The point of commonality in traditional network device configuration is humans -- whether they use a CLI or a GUI -- and, for all our considerable merits, we aren't as competent as computers at syntax, perfectly inputting long strings of data, or remembering each step of a complex task. In my experience, humans are the No. 1 cause of network outages in the form of network engineers making an honest mistake.
Asking a human to a make a change to a production network is akin to asking a human to change the air filter on a car. While the car's engine is running. And the car is traveling down the highway at 70 miles per hour.
Can it be done? Yes. Should it be done? Hmm. Seems a little risky. And yet, organizations take exactly these risks every day, often mitigating that risk with scheduled maintenance windows. However, even those windows don't change the fact that a modern network is expected to be up 100% of the time.
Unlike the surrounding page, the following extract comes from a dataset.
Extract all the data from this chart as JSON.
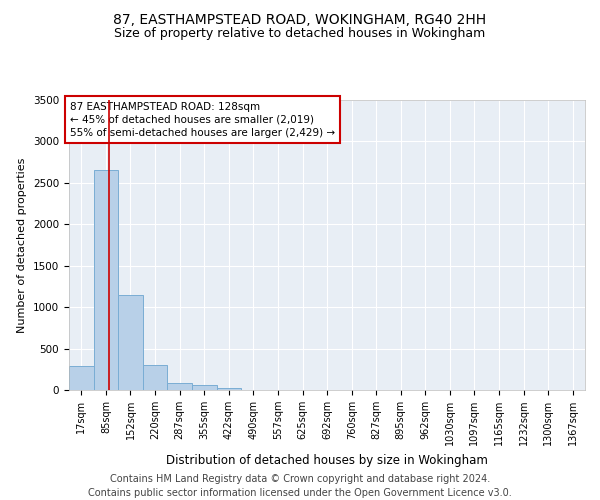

For years now, server administrators have been automating repeatable and complex tasks with several different tools. Network devices are not servers, but of late, several tools from the server world are being used by the network community. These tools are addressing the issue of complexity and human error in device configuration. These tools could also be considered an incremental step on the SDN journey. While configuration automation isn't pure SDN, it certainly moves an organization closer. Let's take a look at a few tools to introduce this emerging trend.
Python. The Python programming language comes first in this list because it is widely available, popular, well-documented, and considered by many to be easy to use. In addition, some other tools that might be used for network configuration are written in Python. Therefore, Python is a flexible, multi-use tool that network engineers have been using to help them with network configuration either directly or indirectly.
The big idea behind using a programming language to create network device configurations is that a program both ensures a predictable result and can iterate through repetitive tasks. For example, let's say an organization needs to build configurations for 100 switches, that are all configured identically except for details like the hostname and perhaps VLAN membership. A program could be written in Python to generate the required configuration over and over again, substituting in the unique elements of a specific switch per iteration. Rather than an engineer building each switch by hand, copying and pasting sections of configuration and making sure the unique bits get swapped out as needed, a program does all of that work.
Python is far from the only programming language that can do this sort of work. For simple tasks as described above, all sorts of options are available. But Python has the benefit of a powerful set of libraries to access network devices and otherwise make it relatively easy to not only create configurations, but also apply those configurations.
Notably, network vendors are writing APIs for their equipment with support for Python. Cisco onePK supports Python, for example, Arista's EOS-API can be accessed with Python, and Juniper has released a "PyEZ" library to enable access to Junos devices via Python.
Jinja2. One example of Python's extensibility is Jinja2. Jinja2 is a Python library acting as a template engine. Templates are used for repeated bits of code, where perhaps just a few variables change from device to device. In network engineering, templates are useful for configuring big chunks of code that are identical on all devices of a certain class, such as a router, or for paragraphs of code in a device describing interfaces, VLANs, VRFs, and so on.
Jinja2 adds template functionality to Python, making it possible for a network engineer to iterate through all the interfaces on a device, adding unique descriptions and VLAN assignments for each one without having to manually configure each interface separately. As most data centers have a standard set of commands used on all of their interfaces, Jinja2 templates both save time and reduce potential errors when generating configuration with Python.